The following year began with “Come Tomorrow” reaching #4 in the U.K. and #20 in Canada. Another Shirelles’ track “Oh No Not My Baby,” written by Carole King and Gerry Goffin followed. While the Shirelles’ version was not released, its instrumental track was used by Maxine Brown, who turned it into a sizeable hit. Not released in the U.S., the song became a #11 smash in the U.K. for Manfred Mann. That led to a sampling of the Bob Dylan catalog with “If You Gotta Go, Go Now.” Unused by Dylan at the time, the Manfred’s version climbed to U.K. #2. It was followed by “Pretty Flamingo,” which hit #1 in the U.K. and New Zealand in 1966.

The band followed with seven more U.K. top 10 hits before collapsing in 1969, including Dylan’s “The Mighty Quinn,” which topped charts in several countries including the U.K. and restored the band to the U.S. top 10. In total, the group had 16 top 10 hits in Britain, with two stopping at #11, four top 10 LPs and six top five EPs, including three that hit #1.

The inductees are: Manfred Mann (keyboards); Mike Vickers (guitar, flute & sax); Mike Hugg (drums & vibes); Paul Jones & Mike D’Abo (vocals) and Tom McGuinness & Klaus Voormann (bass).


This Brooklyn vocalist/pianist became the youngest to write, produce and perform a #1 single on the Billboard Hot 100, when her 1988 hit “Foolish Beat” climbed to the top. Still a teenager, by that time Gibson had come close when the first three singles from her “Out Of The Blue” debut LP had reached the top five, “Only In My Dreams” and “Shake Your Love” each reaching #4, while the LP’s title cut followed at #3.

With her versatility, Gibson was taken much more seriously than many teen artists who light up the horizon, then fade as quickly as they arrived. Gibson has proven she has staying power beyond her hit records as she has become a fixture on the Broadway stage and a regular on various TV programs. But she has demonstrated staying power with her recordings as well, the debut LP winding up with five hit singles, including “Staying Together,” which reached #22 U.S. “Foolish Beat” also reached #1 in Canada and was top 10 in the U.K., Sweden, Holland, France and Switzerland.

But that wasn’t Gibson’s biggest hit. That distinction goes to the first single from 1989’s “Electric Youth” album, which eventually reached U.S. #1. “Lost In Your Eyes” was the kickoff hit, topping the charts in the U.S., Japan, Sweden and Canada. The album’s title cut followed, just missing the U.S. and Japanese top 10 at #11 and finishing #2 in France, and a third single, “No More Rhyme,” also performed well, climbing to U.S. #17 and #8 in France.
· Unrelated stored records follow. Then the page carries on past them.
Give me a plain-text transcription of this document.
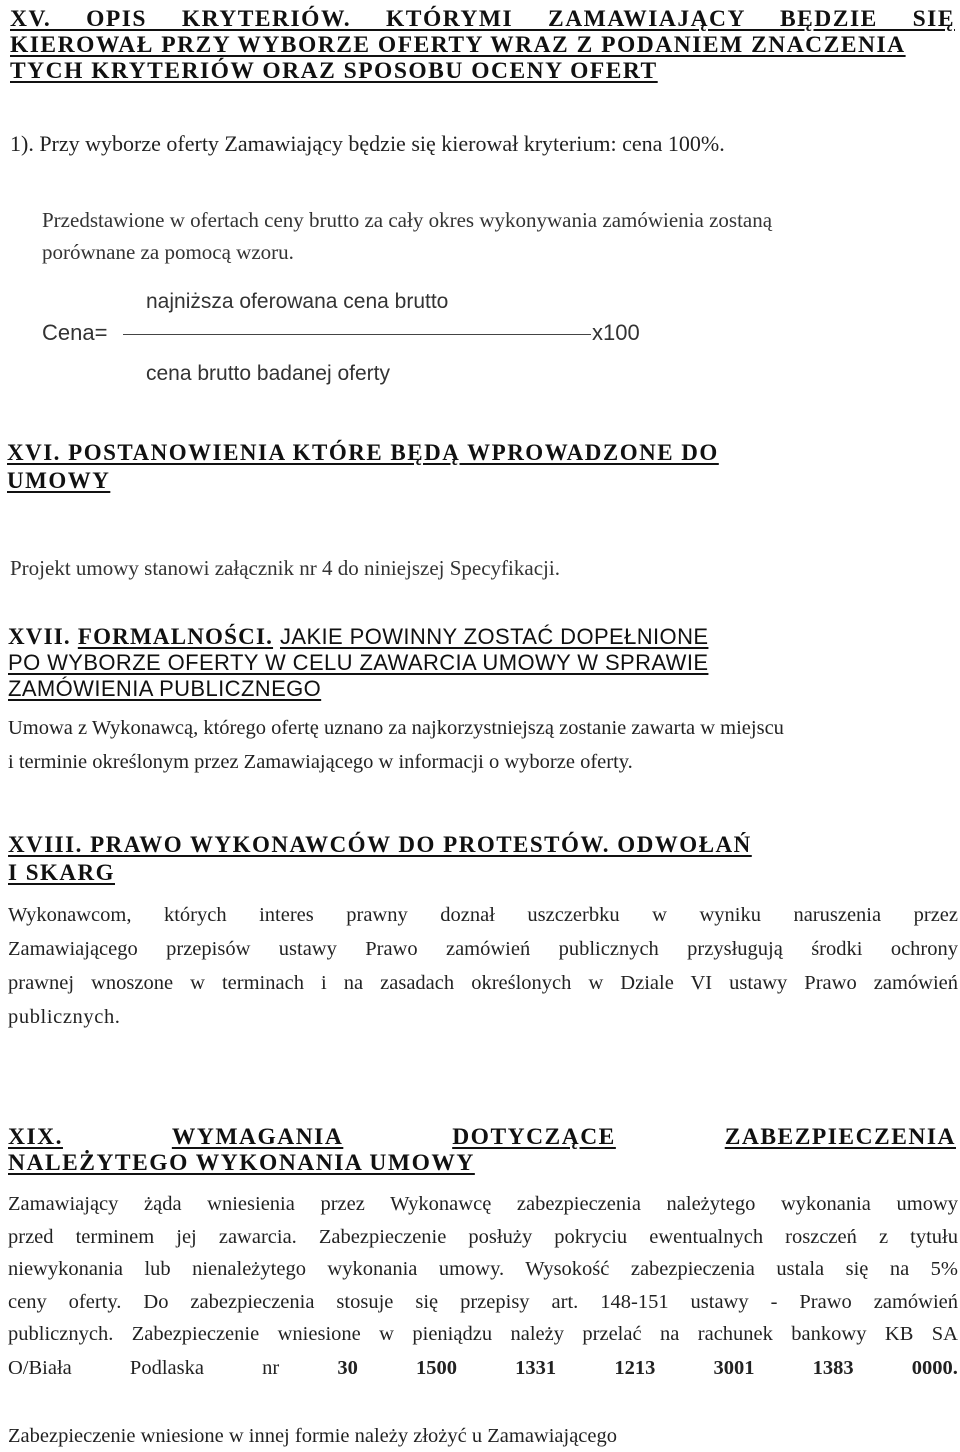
XV. OPIS KRYTERIÓW. KTÓRYMI ZAMAWIAJĄCY BĘDZIE SIĘ
KIEROWAŁ PRZY WYBORZE OFERTY WRAZ Z PODANIEM ZNACZENIA
TYCH KRYTERIÓW ORAZ SPOSOBU OCENY OFERT
1). Przy wyborze oferty Zamawiający będzie się kierował kryterium: cena 100%.
Przedstawione w ofertach ceny brutto za cały okres wykonywania zamówienia zostaną
porównane za pomocą wzoru.
najniższa oferowana cena brutto
Cena=	x100
cena brutto badanej oferty
XVI. POSTANOWIENIA KTÓRE BĘDĄ WPROWADZONE DO
UMOWY
Projekt umowy stanowi załącznik nr 4 do niniejszej Specyfikacji.
XVII. FORMALNOŚCI. JAKIE POWINNY ZOSTAĆ DOPEŁNIONE
PO WYBORZE OFERTY W CELU ZAWARCIA UMOWY W SPRAWIE
ZAMÓWIENIA PUBLICZNEGO
Umowa z Wykonawcą, którego ofertę uznano za najkorzystniejszą zostanie zawarta w miejscu
i terminie określonym przez Zamawiającego w informacji o wyborze oferty.
XVIII. PRAWO WYKONAWCÓW DO PROTESTÓW. ODWOŁAŃ
I SKARG
Wykonawcom, których interes prawny doznał uszczerbku w wyniku naruszenia przez
Zamawiającego przepisów ustawy Prawo zamówień publicznych przysługują środki ochrony
prawnej wnoszone w terminach i na zasadach określonych w Dziale VI ustawy Prawo zamówień
publicznych.
XIX.	WYMAGANIA	DOTYCZĄCE	ZABEZPIECZENIA
NALEŻYTEGO WYKONANIA UMOWY
Zamawiający żąda wniesienia przez Wykonawcę zabezpieczenia należytego wykonania umowy
przed terminem jej zawarcia. Zabezpieczenie posłuży pokryciu ewentualnych roszczeń z tytułu
niewykonania lub nienależytego wykonania umowy. Wysokość zabezpieczenia ustala się na 5%
ceny oferty. Do zabezpieczenia stosuje się przepisy art. 148-151 ustawy - Prawo zamówień
publicznych. Zabezpieczenie wniesione w pieniądzu należy przelać na rachunek bankowy KB SA
O/Biała	Podlaska	nr	30	1500	1331	1213	3001	1383	0000.
Zabezpieczenie wniesione w innej formie należy złożyć u Zamawiającego
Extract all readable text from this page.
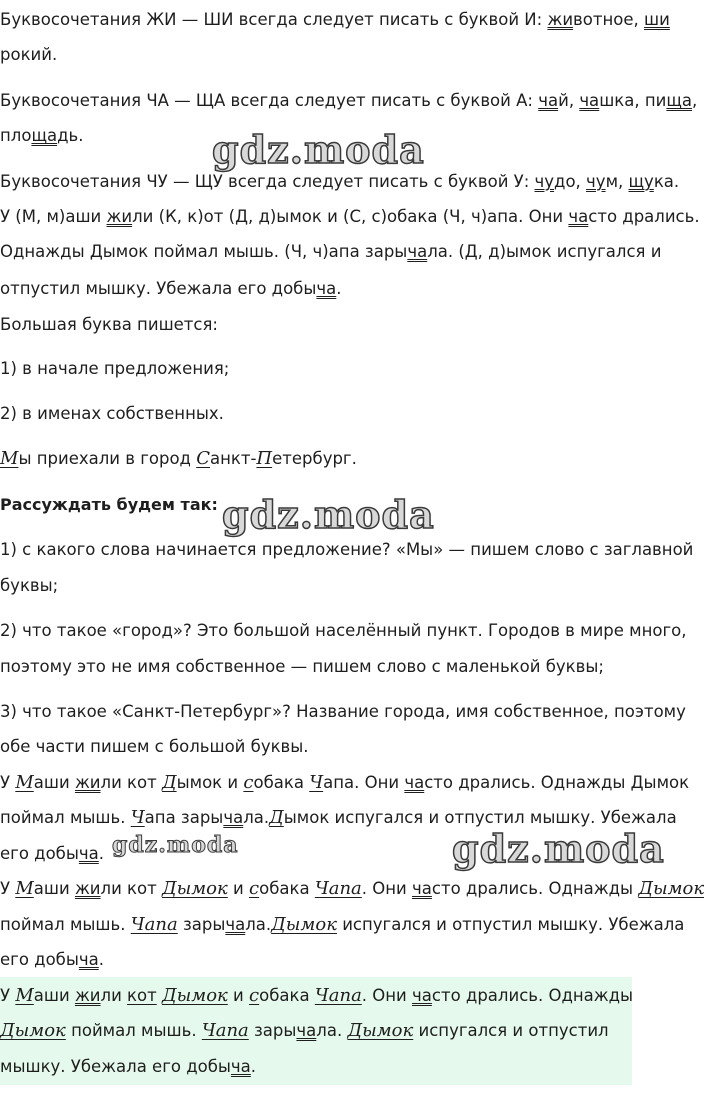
Буквосочетания ЖИ — ШИ всегда следует писать с буквой И: животное, ши
рокий.
Буквосочетания ЧА — ЩА всегда следует писать с буквой А: чай, чашка, пища,
площадь.
Буквосочетания ЧУ — ЩУ всегда следует писать с буквой У: чудо, чум, щука.
У (М, м)аши жили (К, к)от (Д, д)ымок и (С, с)обака (Ч, ч)апа. Они часто дрались.
Однажды Дымок поймал мышь. (Ч, ч)апа зарычала. (Д, д)ымок испугался и
отпустил мышку. Убежала его добыча.
Большая буква пишется:
1) в начале предложения;
2) в именах собственных.
Мы приехали в город Санкт-Петербург.
Рассуждать будем так:
1) с какого слова начинается предложение? «Мы» — пишем слово с заглавной
буквы;
2) что такое «город»? Это большой населённый пункт. Городов в мире много,
поэтому это не имя собственное — пишем слово с маленькой буквы;
3) что такое «Санкт-Петербург»? Название города, имя собственное, поэтому
обе части пишем с большой буквы.
У Маши жили кот Дымок и собака Чапа. Они часто дрались. Однажды Дымок
поймал мышь. Чапа зарычала.Дымок испугался и отпустил мышку. Убежала
его добыча.
У Маши жили кот Дымок и собака Чапа. Они часто дрались. Однажды Дымок
поймал мышь. Чапа зарычала.Дымок испугался и отпустил мышку. Убежала
его добыча.
У Маши жили кот Дымок и собака Чапа. Они часто дрались. Однажды
Дымок поймал мышь. Чапа зарычала. Дымок испугался и отпустил
мышку. Убежала его добыча.
gdz.moda
gdz.moda
gdz.moda	gdz.moda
Her third LP, “Anything Is Possible,” climbed to #5 in Japan where she remains a strong favorite, her 2010 single “I Love You” topping charts there. Still in her early 40s, Gibson is sure to be heard from on many fronts as her career continues.
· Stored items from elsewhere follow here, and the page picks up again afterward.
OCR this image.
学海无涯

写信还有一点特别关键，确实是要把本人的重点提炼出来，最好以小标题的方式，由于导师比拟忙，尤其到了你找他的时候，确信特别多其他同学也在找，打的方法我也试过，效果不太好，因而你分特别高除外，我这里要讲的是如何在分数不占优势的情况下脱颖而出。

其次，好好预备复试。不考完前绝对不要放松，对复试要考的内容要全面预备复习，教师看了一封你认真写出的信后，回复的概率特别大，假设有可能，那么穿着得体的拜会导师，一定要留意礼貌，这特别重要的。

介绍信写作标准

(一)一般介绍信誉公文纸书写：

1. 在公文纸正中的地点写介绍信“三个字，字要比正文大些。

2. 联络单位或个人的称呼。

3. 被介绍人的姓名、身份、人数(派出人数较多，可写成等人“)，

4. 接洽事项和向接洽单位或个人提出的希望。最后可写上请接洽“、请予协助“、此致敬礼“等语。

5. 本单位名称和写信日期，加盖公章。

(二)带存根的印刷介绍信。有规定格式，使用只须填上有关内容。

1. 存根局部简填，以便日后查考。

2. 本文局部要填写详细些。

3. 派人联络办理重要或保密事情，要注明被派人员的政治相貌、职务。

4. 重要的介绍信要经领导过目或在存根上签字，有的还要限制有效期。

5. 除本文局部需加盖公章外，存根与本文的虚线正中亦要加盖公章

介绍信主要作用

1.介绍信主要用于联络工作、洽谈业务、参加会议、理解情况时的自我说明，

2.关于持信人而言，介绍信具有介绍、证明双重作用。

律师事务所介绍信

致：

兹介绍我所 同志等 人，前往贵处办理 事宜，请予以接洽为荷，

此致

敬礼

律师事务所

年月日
For those who think music should be an uplifting experience, the ‘80s provided a buffet of great bands who could put even the grumpiest critics on the dance floor if given the chance. People generally go to clubs to dance and have a good time. And there’s plenty of competition, so you’d better be playing the right music to survive.
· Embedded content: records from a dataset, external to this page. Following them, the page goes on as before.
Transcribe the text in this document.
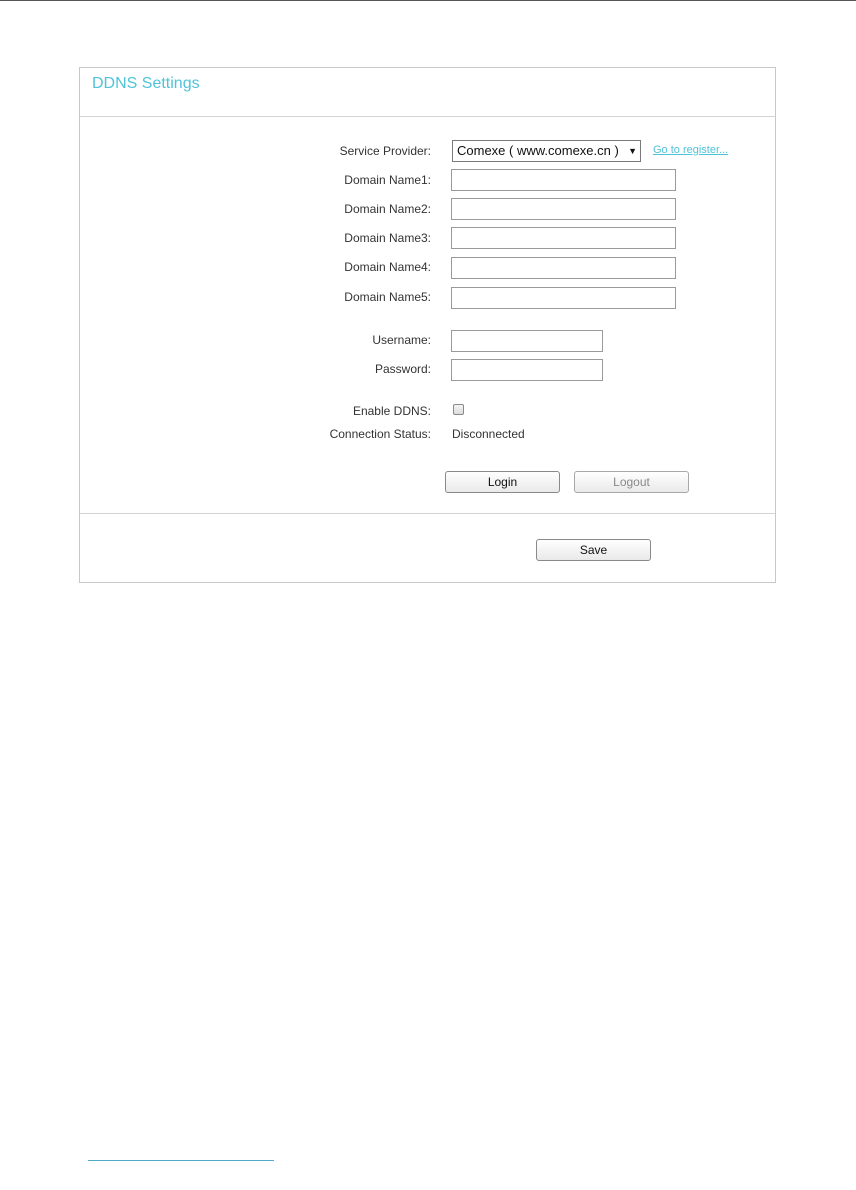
DDNS Settings
Service Provider:	Comexe ( www.comexe.cn ) ▼ Go to register...
Domain Name1:
Domain Name2:
Domain Name3:
Domain Name4:
Domain Name5:
Username:
Password:
Enable DDNS:
Connection Status: Disconnected
Login	Logout
Save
The Thompson Twins played the right music, and the response put them near the top of the ‘80’s many popular bands. It also put them on top of the club scene as they registered seven top 10 hits on the U.S. Dance charts, four reaching #1. The first chart-topper also was the last as “In The Name Of Love” went to #1 in 1982 and again, in a remixed version, in 1988. Unlike many other Thompson Twin offerings, “In The Name Of Love” didn’t do much on other charts. But overall, The Twins rank among the leaders in both worldwide singles and album sales.

“Lies” became their second Dance chart #1, also in 1982, and reached #6 in New Zealand. The next year began with a semi-breakthrough as “Love On Your Side” became their first hit single in the U.K., climbing to #9. It also picked up chart action, including several top 10 finishes in other parts of the globe and the follow-up, “We Are Detective,” ran to U.K. #7, though it didn’t raise much of a fuss elsewhere. The year concluded with “Hold Me Now” returning the band to #1 on the Dance chart after “Love On Your Side” had stopped at #6. More importantly, “Hold Me Now” became their first top 10 entry in the U.S., rising to #3 on the Billboard Hot 100. “Hold Me Now” also hit #1 in Canada and rose to #4 in the U.K. and top 10 status in the Pan Pacific, Germany, France and South Africa. Their next two singles, “Doctor! Doctor!” and “You Take Me Up” continued the group’s U.K. streak, finishing #3 and #2, respectively.

On the LP front, the Thompsons had three straight U.K. top five entries, 1983 “Quick Step & Side Kick,” which hit #2, 1984’s “Into The Gap,” which reached #1 and also registered a top 10 finish in the U.S., and 1985’s “Here’s To Future Days,” which peaked at #5 and #20 in the U.S.

The inducted Thompson Twins are not twins at all, but a trio consisting of Brits Tom Bailey and Joe Leeway and New Zealander Alannah Currie, all of whom wrote the bulk of group’s material.



This New York vocalist had the best/worst possible start to his career when, at the age of 16, he recorded “Itsy Bitsy Teenie Weenie Yellow Polka Dot Bikini.” It was the best possible start because the single went to #1 in the U.S., Canada and New Zealand, #2 in Australia and #8 in the U.K. with top 10 finishes in many other countries. It was the worst possible start because the smash was a novelty recording that to some “labeled” Hyland a teenybopper with little credibility, an image he never completely shook.

But Brian Hyland had enough talent to not only survive this start, but the British Invasion as well. In fact, while still a teenager Hyland had several more major hit records, none of the novelty type, 1961’s “Let Me Belong To You” coming in at U.S. #20. While that entry failed to connect outside the States, 1962’s “Ginny Come Lately” restored Hyland’s popularity worldwide, rising to #3 in New Zealand, #5 in both the U.K. and Norway and #10 in Germany. It also notched a #21 peak in the U.S., with Canada (#20) and Australia (#19) also reporting heavy sales.

Before 1962 was over, “Sealed With A Kiss” had become Hyland’s biggest U.K. hit, peaking at #3, a finished equaled in the U.S. It also topped charts in Canada. Though “Sealed With A Kiss” has been covered many times, Hyland’s version pulled a major surprise, climbing to #7 in the U.K. when reissued in 1975. Its successor, “Warmed Over Kisses (Left Over Love),” didn’t do as well, but still finished in the top 30 in the U.S., Canada and U.K.

After several “misses” in 1963 and the onslaught of the Brits the following year, Hyland vanished from the charts. But he returned in 1966 with two major successes, the U.S. #20 and Canada #5, “The Joker Is Wild,” and the U.S. #25 “Run, Run, Look and See.” It was no mirage as 1970’s cover of the Impressions’ “Gypsy Woman” proved, climbing to #2 Canada, #3 U.S. #4 South Africa, and #1 in France and Australia. Overall, Hyland is in the top 75% of singles sellers worldwide.